Man shall not live by bread alone, but by every word that proceeds from the mouth of God. Moses was the first to tell us that after the children of Israel had tasted manna from heaven and wanted more. Moses said that God fed the body that way in order to give the people a taste of the Lord’s goodness, but their hunger would never be satisfied unless they ate up the commandments of God and let them be food for the soul. Jesus defeated the temptation of the devil in the wilderness by saying the same thing. The devil tempts us to take what God means to be a whiff of heaven and turns it into a longing for earth alone.

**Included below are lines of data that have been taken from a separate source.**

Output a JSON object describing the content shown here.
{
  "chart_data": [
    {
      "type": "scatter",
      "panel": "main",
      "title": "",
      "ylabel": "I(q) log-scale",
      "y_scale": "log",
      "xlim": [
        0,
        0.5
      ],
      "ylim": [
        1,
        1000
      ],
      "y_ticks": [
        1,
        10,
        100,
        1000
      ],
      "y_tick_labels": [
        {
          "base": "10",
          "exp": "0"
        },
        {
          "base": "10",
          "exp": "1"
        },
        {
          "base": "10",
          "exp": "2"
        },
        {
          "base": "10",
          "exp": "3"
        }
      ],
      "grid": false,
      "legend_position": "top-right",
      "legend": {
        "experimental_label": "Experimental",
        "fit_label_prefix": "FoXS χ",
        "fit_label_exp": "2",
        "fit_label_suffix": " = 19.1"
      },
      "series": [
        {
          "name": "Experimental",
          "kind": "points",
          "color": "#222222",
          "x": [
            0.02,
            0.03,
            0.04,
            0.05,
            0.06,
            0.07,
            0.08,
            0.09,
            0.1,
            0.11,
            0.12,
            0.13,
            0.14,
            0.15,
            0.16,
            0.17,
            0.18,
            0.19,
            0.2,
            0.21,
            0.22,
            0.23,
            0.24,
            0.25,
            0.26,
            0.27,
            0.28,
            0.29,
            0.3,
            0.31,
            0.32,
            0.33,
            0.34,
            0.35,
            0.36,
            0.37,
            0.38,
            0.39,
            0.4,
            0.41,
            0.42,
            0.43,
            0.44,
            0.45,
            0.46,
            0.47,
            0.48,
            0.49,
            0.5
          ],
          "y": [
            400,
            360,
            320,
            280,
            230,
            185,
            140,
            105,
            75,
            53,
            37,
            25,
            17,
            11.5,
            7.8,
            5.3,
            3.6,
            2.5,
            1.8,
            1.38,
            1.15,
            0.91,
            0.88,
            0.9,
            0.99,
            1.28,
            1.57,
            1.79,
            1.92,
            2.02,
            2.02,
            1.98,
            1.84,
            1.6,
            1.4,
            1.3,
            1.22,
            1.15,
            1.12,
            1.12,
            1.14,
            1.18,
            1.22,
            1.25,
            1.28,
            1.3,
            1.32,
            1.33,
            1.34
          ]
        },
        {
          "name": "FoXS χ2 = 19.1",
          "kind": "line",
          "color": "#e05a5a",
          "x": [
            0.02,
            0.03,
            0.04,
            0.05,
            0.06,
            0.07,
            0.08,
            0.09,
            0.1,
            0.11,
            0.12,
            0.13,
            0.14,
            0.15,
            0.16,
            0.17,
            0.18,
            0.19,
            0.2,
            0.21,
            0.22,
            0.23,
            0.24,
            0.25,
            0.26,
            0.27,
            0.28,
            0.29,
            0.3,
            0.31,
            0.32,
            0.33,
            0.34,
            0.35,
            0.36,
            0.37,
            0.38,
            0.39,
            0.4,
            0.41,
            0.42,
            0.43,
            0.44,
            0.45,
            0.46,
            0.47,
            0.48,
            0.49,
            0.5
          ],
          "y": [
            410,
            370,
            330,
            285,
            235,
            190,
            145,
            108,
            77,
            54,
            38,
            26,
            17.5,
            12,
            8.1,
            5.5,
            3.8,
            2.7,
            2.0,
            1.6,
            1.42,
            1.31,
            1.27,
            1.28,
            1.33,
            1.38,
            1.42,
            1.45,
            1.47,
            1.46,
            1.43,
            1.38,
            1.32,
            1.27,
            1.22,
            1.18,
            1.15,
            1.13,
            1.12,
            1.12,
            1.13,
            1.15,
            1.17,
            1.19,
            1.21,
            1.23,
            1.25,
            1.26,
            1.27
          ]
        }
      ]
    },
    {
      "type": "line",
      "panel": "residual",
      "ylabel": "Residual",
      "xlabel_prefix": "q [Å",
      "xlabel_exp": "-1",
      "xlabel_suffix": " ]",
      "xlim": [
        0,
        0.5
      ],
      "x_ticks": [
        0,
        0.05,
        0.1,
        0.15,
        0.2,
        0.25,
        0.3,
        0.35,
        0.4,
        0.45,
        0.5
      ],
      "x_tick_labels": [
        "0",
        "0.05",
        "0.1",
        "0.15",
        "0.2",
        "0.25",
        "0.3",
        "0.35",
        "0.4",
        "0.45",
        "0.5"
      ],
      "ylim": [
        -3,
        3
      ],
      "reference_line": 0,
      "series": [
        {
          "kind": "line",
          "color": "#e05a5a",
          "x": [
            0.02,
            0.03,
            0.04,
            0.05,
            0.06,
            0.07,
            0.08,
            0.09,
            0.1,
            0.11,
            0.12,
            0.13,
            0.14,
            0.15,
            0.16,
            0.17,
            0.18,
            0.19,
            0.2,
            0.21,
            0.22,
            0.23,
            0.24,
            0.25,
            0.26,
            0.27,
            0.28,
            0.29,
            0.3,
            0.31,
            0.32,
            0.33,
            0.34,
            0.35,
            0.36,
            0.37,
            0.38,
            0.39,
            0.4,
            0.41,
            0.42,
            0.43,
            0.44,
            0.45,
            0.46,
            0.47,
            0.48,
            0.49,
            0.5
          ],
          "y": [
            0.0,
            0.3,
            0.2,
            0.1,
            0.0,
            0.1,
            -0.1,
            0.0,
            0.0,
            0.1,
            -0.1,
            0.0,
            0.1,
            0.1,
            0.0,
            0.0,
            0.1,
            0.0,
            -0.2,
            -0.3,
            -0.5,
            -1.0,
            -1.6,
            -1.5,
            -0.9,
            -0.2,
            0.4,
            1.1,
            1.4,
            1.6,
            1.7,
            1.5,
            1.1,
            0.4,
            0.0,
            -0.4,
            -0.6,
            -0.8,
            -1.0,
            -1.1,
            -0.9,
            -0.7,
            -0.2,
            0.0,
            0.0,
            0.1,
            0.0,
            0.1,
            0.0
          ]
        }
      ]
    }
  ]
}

Some of you here this morning haven’t thought about your soul in years. You’ve been busy working on your body, working on your work, working on your house, working on your spouse, working on what cannot and will not last beyond the grave. And you are in the same position as those Jesus spoke to that day who thought of him as little more than a meal ticket.
Can you smell the bread-baking candles in the sanctuary this morning? Doesn’t it make you hungry? Don’t you just want to get up from where you are and let your nose lead you to the food? Well, what if you were to let that smell of bread lead you instead to the Bread of Life? What if your olfactory sense led you to make some spiritual sense of things for the first time in a long time? What if you were to get up and follow your nose to the Bread of Life instead and eat, eat, eat until you hunger no more?
Jesus gives us glimpses of heaven on earth so that we can see where God is truly leading us. If we stop with the thing and never get to the thing signified, if we stop with bread and never get to the Bread of Life, we will die like our ancestors in the wilderness. But if we take Jesus to be the Bread of Life and receive him as food for the soul, we shall receive all he promised. We shall never hunger again for things that do not satisfy.
As I held the hands of people with hungry stomachs and hurting children and prayed for their healing and help, I could see they knew something that maybe I had missed with my full stomach and healthy children. They knew to wonder, to wonder about more than bread, to wonder about the Bread of Life. Funny, I thought I was there to help them. Makes you wonder, huh?